Les hôpitaux sont surchargés
Les hôpitaux sont surchargés - © PRAKASH SINGH - BELGAIMAGE

Au Népal, deux jours après le séisme qui a frappé Katmandou et le centre du pays, les habitants craignent de nouvelles répliques. Ils tentent de trouver de quoi se nourrir et de quoi se loger ; les hôpitaux sont surchargés. La RTBF a contacté ce lundi Thomas Pouppez, un Belge qui vit depuis un an au Népal, dans la région de Katmandou.

Thomas Pouppez explique que le problème, pour les survivants à présent, c'est notamment le manque d'eau potable. "Pour l’instant, ça se calme un petit peu. Les gens ont l’air de reprendre un peu confiance. Il n’y a plus de tremblement de terre depuis cette nuit. Maintenant, les gens reprennent tout doucement la vie quotidienne ; les magasins rouvrent, mais le problème est que l’approvisionnement en eau et nourriture risque de se répandre".

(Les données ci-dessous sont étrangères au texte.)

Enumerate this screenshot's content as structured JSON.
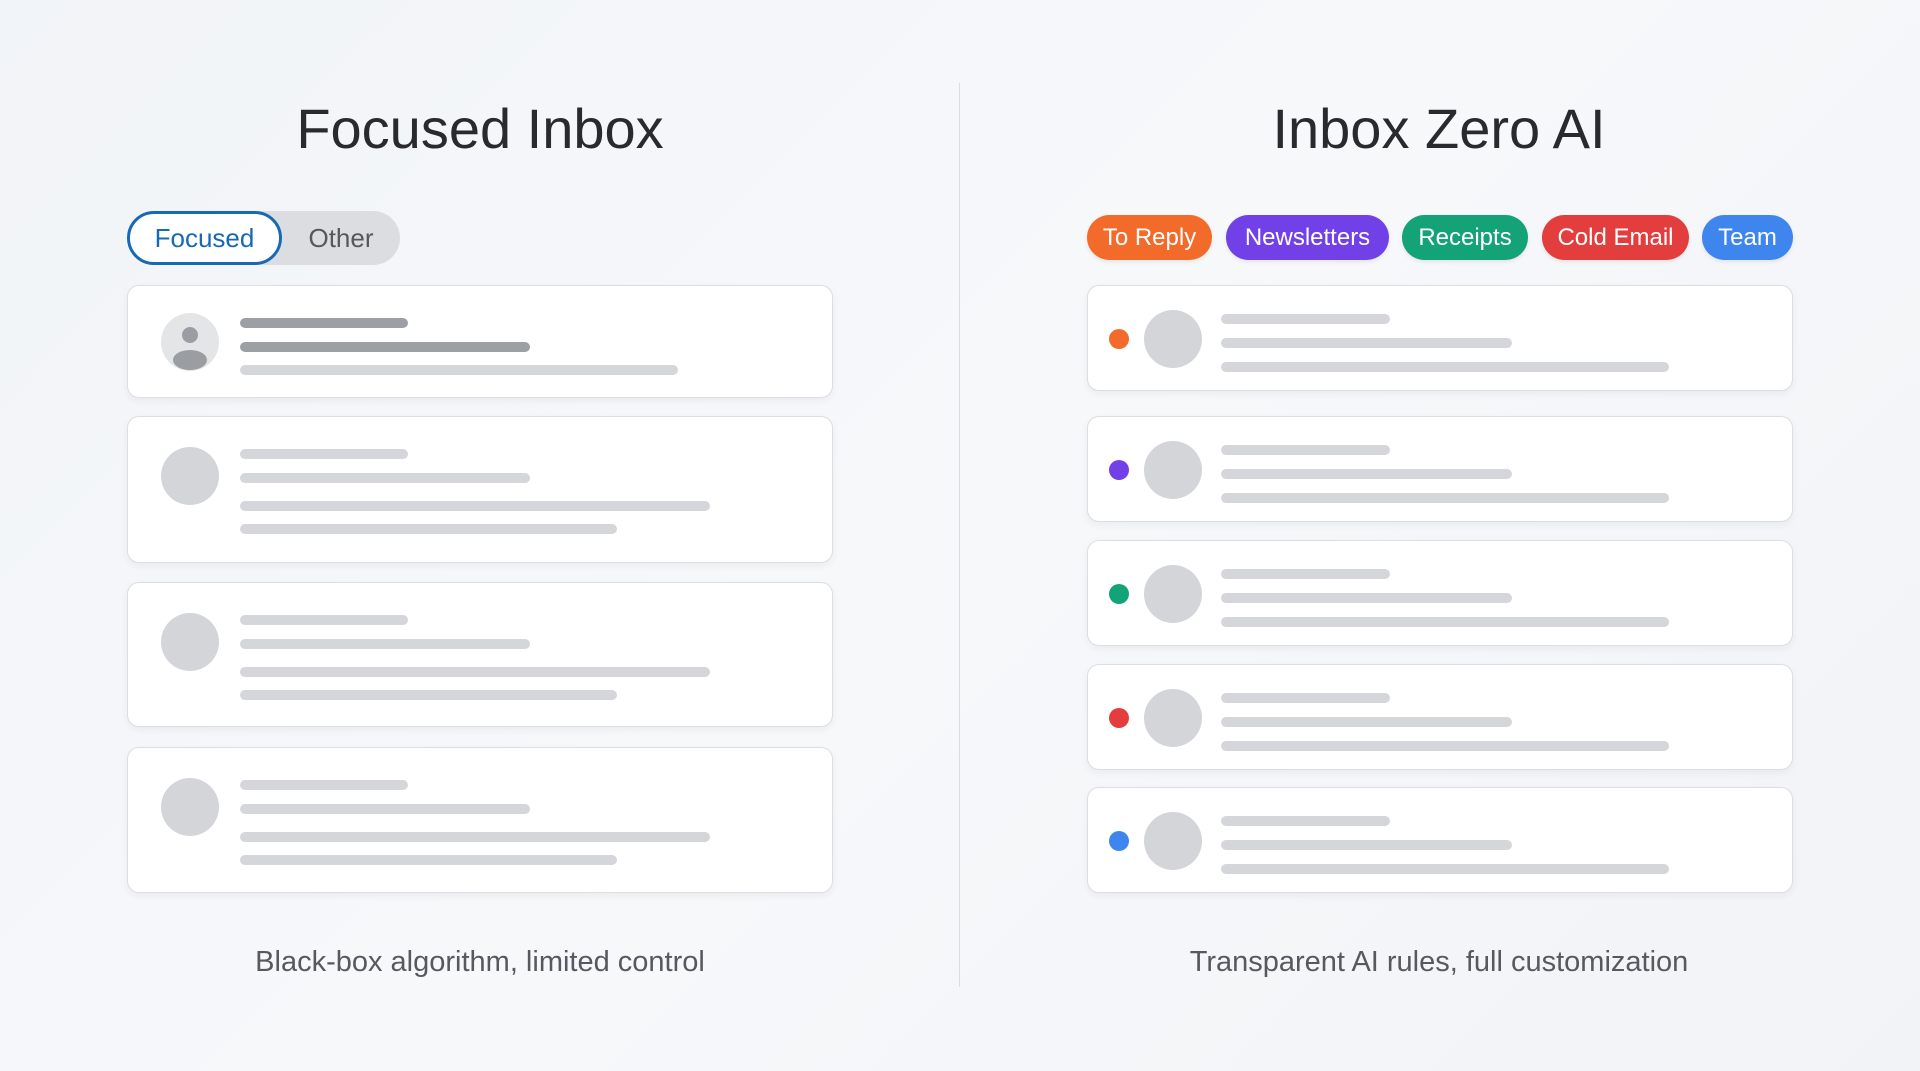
{
  "left": {
    "title": "Focused Inbox",
    "tabs": [
      {
        "label": "Focused",
        "active": true
      },
      {
        "label": "Other",
        "active": false
      }
    ],
    "active_color": "#1769b5",
    "caption": "Black-box algorithm, limited control",
    "cards": 4
  },
  "right": {
    "title": "Inbox Zero AI",
    "labels": [
      {
        "label": "To Reply",
        "color": "#f26b2a"
      },
      {
        "label": "Newsletters",
        "color": "#7140e6"
      },
      {
        "label": "Receipts",
        "color": "#14a277"
      },
      {
        "label": "Cold Email",
        "color": "#e43d3d"
      },
      {
        "label": "Team",
        "color": "#3e86ee"
      }
    ],
    "caption": "Transparent AI rules, full customization",
    "card_dot_colors": [
      "#f26b2a",
      "#7140e6",
      "#14a277",
      "#e43d3d",
      "#3e86ee"
    ]
  }
}
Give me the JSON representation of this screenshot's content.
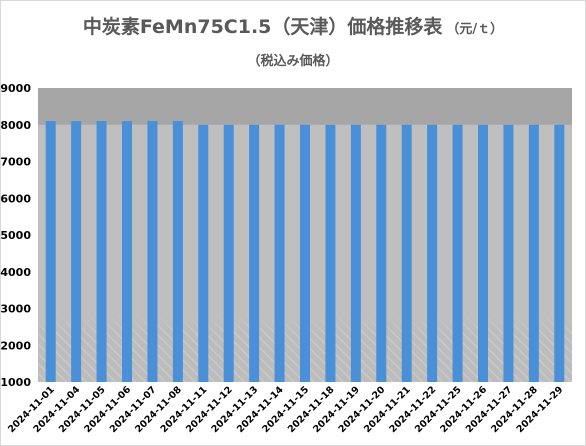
{
  "header": {
    "title": "中炭素FeMn75C1.5（天津）価格推移表",
    "unit": "（元/ｔ）",
    "subtitle": "（税込み価格）"
  },
  "colors": {
    "bar": "#4a90d9",
    "plot_background": "#bfbfbf",
    "top_band": "#a6a6a6"
  },
  "chart_data": {
    "type": "bar",
    "title": "中炭素FeMn75C1.5（天津）価格推移表",
    "subtitle": "（税込み価格）",
    "unit": "（元/ｔ）",
    "categories": [
      "2024-11-01",
      "2024-11-04",
      "2024-11-05",
      "2024-11-06",
      "2024-11-07",
      "2024-11-08",
      "2024-11-11",
      "2024-11-12",
      "2024-11-13",
      "2024-11-14",
      "2024-11-15",
      "2024-11-18",
      "2024-11-19",
      "2024-11-20",
      "2024-11-21",
      "2024-11-22",
      "2024-11-25",
      "2024-11-26",
      "2024-11-27",
      "2024-11-28",
      "2024-11-29"
    ],
    "values": [
      8100,
      8100,
      8100,
      8100,
      8100,
      8100,
      8000,
      8000,
      8000,
      8000,
      8000,
      8000,
      8000,
      8000,
      8000,
      8000,
      8000,
      8000,
      8000,
      8000,
      8000
    ],
    "ylim": [
      1000,
      9000
    ],
    "yticks": [
      1000,
      2000,
      3000,
      4000,
      5000,
      6000,
      7000,
      8000,
      9000
    ],
    "grid": false,
    "legend": "none"
  }
}
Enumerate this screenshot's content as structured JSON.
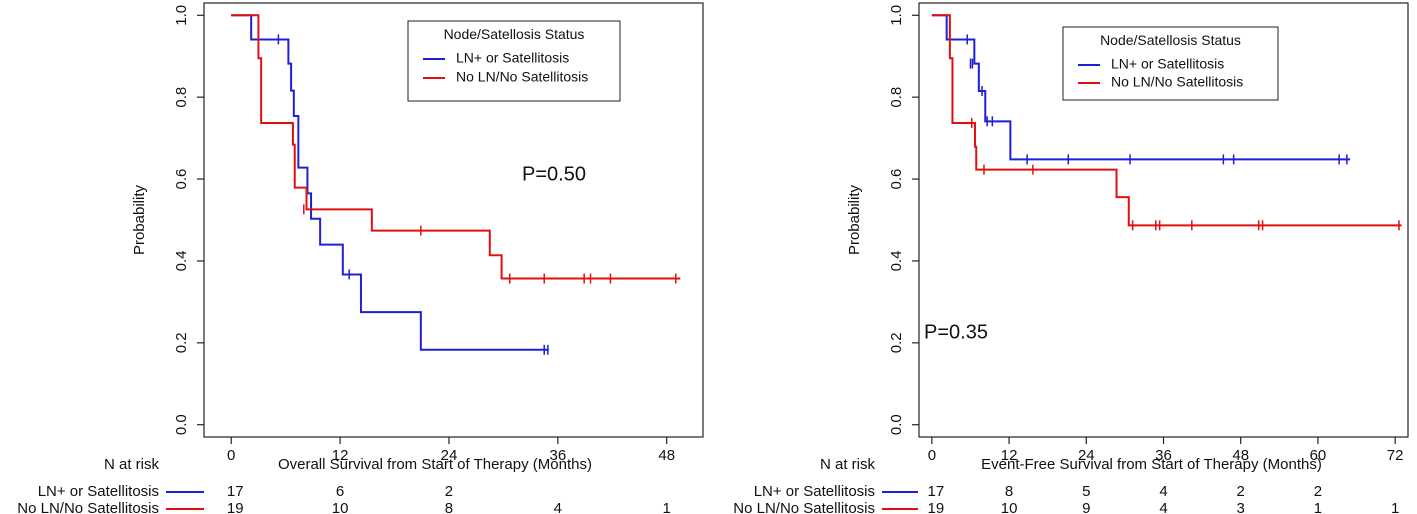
{
  "chart_data": [
    {
      "type": "line",
      "title": "",
      "xlabel": "Overall Survival from Start of Therapy (Months)",
      "ylabel": "Probability",
      "xlim": [
        -3,
        52
      ],
      "ylim": [
        -0.03,
        1.03
      ],
      "xticks": [
        0,
        12,
        24,
        36,
        48
      ],
      "xtick_labels": [
        "0",
        "12",
        "24",
        "36",
        "48"
      ],
      "yticks": [
        0.0,
        0.2,
        0.4,
        0.6,
        0.8,
        1.0
      ],
      "ytick_labels": [
        "0.0",
        "0.2",
        "0.4",
        "0.6",
        "0.8",
        "1.0"
      ],
      "legend": {
        "title": "Node/Satellosis Status",
        "position": "top-right",
        "entries": [
          "LN+ or Satellitosis",
          "No LN/No Satellitosis"
        ]
      },
      "annotation": "P=0.50",
      "series": [
        {
          "name": "LN+ or Satellitosis",
          "color": "#1f1fd6",
          "steps": [
            [
              0,
              1.0
            ],
            [
              2.2,
              0.941
            ],
            [
              6.3,
              0.882
            ],
            [
              6.6,
              0.816
            ],
            [
              6.9,
              0.754
            ],
            [
              7.4,
              0.628
            ],
            [
              8.4,
              0.565
            ],
            [
              8.8,
              0.503
            ],
            [
              9.8,
              0.44
            ],
            [
              12.3,
              0.367
            ],
            [
              14.3,
              0.275
            ],
            [
              20.9,
              0.183
            ],
            [
              35.0,
              0.183
            ]
          ],
          "censored": [
            [
              5.2,
              0.941
            ],
            [
              13.0,
              0.367
            ],
            [
              34.5,
              0.183
            ],
            [
              34.9,
              0.183
            ]
          ]
        },
        {
          "name": "No LN/No Satellitosis",
          "color": "#e01010",
          "steps": [
            [
              0,
              1.0
            ],
            [
              3.0,
              0.895
            ],
            [
              3.3,
              0.737
            ],
            [
              6.8,
              0.684
            ],
            [
              7.0,
              0.579
            ],
            [
              8.3,
              0.526
            ],
            [
              15.5,
              0.474
            ],
            [
              28.5,
              0.414
            ],
            [
              29.8,
              0.357
            ],
            [
              49.5,
              0.357
            ]
          ],
          "censored": [
            [
              8.0,
              0.526
            ],
            [
              20.9,
              0.474
            ],
            [
              30.7,
              0.357
            ],
            [
              34.5,
              0.357
            ],
            [
              38.9,
              0.357
            ],
            [
              39.6,
              0.357
            ],
            [
              41.8,
              0.357
            ],
            [
              49.0,
              0.357
            ]
          ]
        }
      ],
      "risk_table": {
        "header": "N at risk",
        "rows": [
          {
            "label": "LN+ or Satellitosis",
            "color": "#1f1fd6",
            "counts": [
              {
                "x": 0,
                "n": "17"
              },
              {
                "x": 12,
                "n": "6"
              },
              {
                "x": 24,
                "n": "2"
              }
            ]
          },
          {
            "label": "No LN/No Satellitosis",
            "color": "#e01010",
            "counts": [
              {
                "x": 0,
                "n": "19"
              },
              {
                "x": 12,
                "n": "10"
              },
              {
                "x": 24,
                "n": "8"
              },
              {
                "x": 36,
                "n": "4"
              },
              {
                "x": 48,
                "n": "1"
              }
            ]
          }
        ]
      }
    },
    {
      "type": "line",
      "title": "",
      "xlabel": "Event-Free Survival from Start of Therapy (Months)",
      "ylabel": "Probability",
      "xlim": [
        -2,
        74
      ],
      "ylim": [
        -0.03,
        1.03
      ],
      "xticks": [
        0,
        12,
        24,
        36,
        48,
        60,
        72
      ],
      "xtick_labels": [
        "0",
        "12",
        "24",
        "36",
        "48",
        "60",
        "72"
      ],
      "yticks": [
        0.0,
        0.2,
        0.4,
        0.6,
        0.8,
        1.0
      ],
      "ytick_labels": [
        "0.0",
        "0.2",
        "0.4",
        "0.6",
        "0.8",
        "1.0"
      ],
      "legend": {
        "title": "Node/Satellosis Status",
        "position": "top-right",
        "entries": [
          "LN+ or Satellitosis",
          "No LN/No Satellitosis"
        ]
      },
      "annotation": "P=0.35",
      "series": [
        {
          "name": "LN+ or Satellitosis",
          "color": "#1f1fd6",
          "steps": [
            [
              0,
              1.0
            ],
            [
              2.3,
              0.941
            ],
            [
              6.6,
              0.882
            ],
            [
              7.3,
              0.815
            ],
            [
              8.3,
              0.741
            ],
            [
              12.2,
              0.648
            ],
            [
              65.0,
              0.648
            ]
          ],
          "censored": [
            [
              5.5,
              0.941
            ],
            [
              6.0,
              0.882
            ],
            [
              6.3,
              0.882
            ],
            [
              7.8,
              0.815
            ],
            [
              8.6,
              0.741
            ],
            [
              9.4,
              0.741
            ],
            [
              14.8,
              0.648
            ],
            [
              21.2,
              0.648
            ],
            [
              30.8,
              0.648
            ],
            [
              45.3,
              0.648
            ],
            [
              46.9,
              0.648
            ],
            [
              63.3,
              0.648
            ],
            [
              64.5,
              0.648
            ]
          ]
        },
        {
          "name": "No LN/No Satellitosis",
          "color": "#e01010",
          "steps": [
            [
              0,
              1.0
            ],
            [
              2.8,
              0.895
            ],
            [
              3.2,
              0.737
            ],
            [
              6.7,
              0.679
            ],
            [
              6.9,
              0.623
            ],
            [
              28.7,
              0.556
            ],
            [
              30.6,
              0.487
            ],
            [
              73.0,
              0.487
            ]
          ],
          "censored": [
            [
              6.2,
              0.737
            ],
            [
              8.1,
              0.623
            ],
            [
              15.7,
              0.623
            ],
            [
              31.2,
              0.487
            ],
            [
              34.8,
              0.487
            ],
            [
              35.4,
              0.487
            ],
            [
              40.4,
              0.487
            ],
            [
              50.8,
              0.487
            ],
            [
              51.4,
              0.487
            ],
            [
              72.6,
              0.487
            ]
          ]
        }
      ],
      "risk_table": {
        "header": "N at risk",
        "rows": [
          {
            "label": "LN+ or Satellitosis",
            "color": "#1f1fd6",
            "counts": [
              {
                "x": 0,
                "n": "17"
              },
              {
                "x": 12,
                "n": "8"
              },
              {
                "x": 24,
                "n": "5"
              },
              {
                "x": 36,
                "n": "4"
              },
              {
                "x": 48,
                "n": "2"
              },
              {
                "x": 60,
                "n": "2"
              }
            ]
          },
          {
            "label": "No LN/No Satellitosis",
            "color": "#e01010",
            "counts": [
              {
                "x": 0,
                "n": "19"
              },
              {
                "x": 12,
                "n": "10"
              },
              {
                "x": 24,
                "n": "9"
              },
              {
                "x": 36,
                "n": "4"
              },
              {
                "x": 48,
                "n": "3"
              },
              {
                "x": 60,
                "n": "1"
              },
              {
                "x": 72,
                "n": "1"
              }
            ]
          }
        ]
      }
    }
  ]
}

"Dans mon quartier, il n’y a plus moyen de trouver une bouteille d’eau. Les gens ont commencé tout doucement à faire des stocks pour se préparer à une petit période de pénurie" témoigne-t-il.

"Là, je suis à l’hôpital parce que je me demandais que faire. Et puis, la première chose qui m’est venue à l’esprit c’est de donner du sang. J’attends qu’une place se libère pour donner du sang. L’hôpital est rempli à craquer. Il y a des gens partout, des lits par terre, dehors, sous des tentes de fortune. Il y a vraiment des gens partout ; ils courent dans tous les sens. J’ai décidé de faire un minimum, de donner un coup de main, j’espère que cela va aider."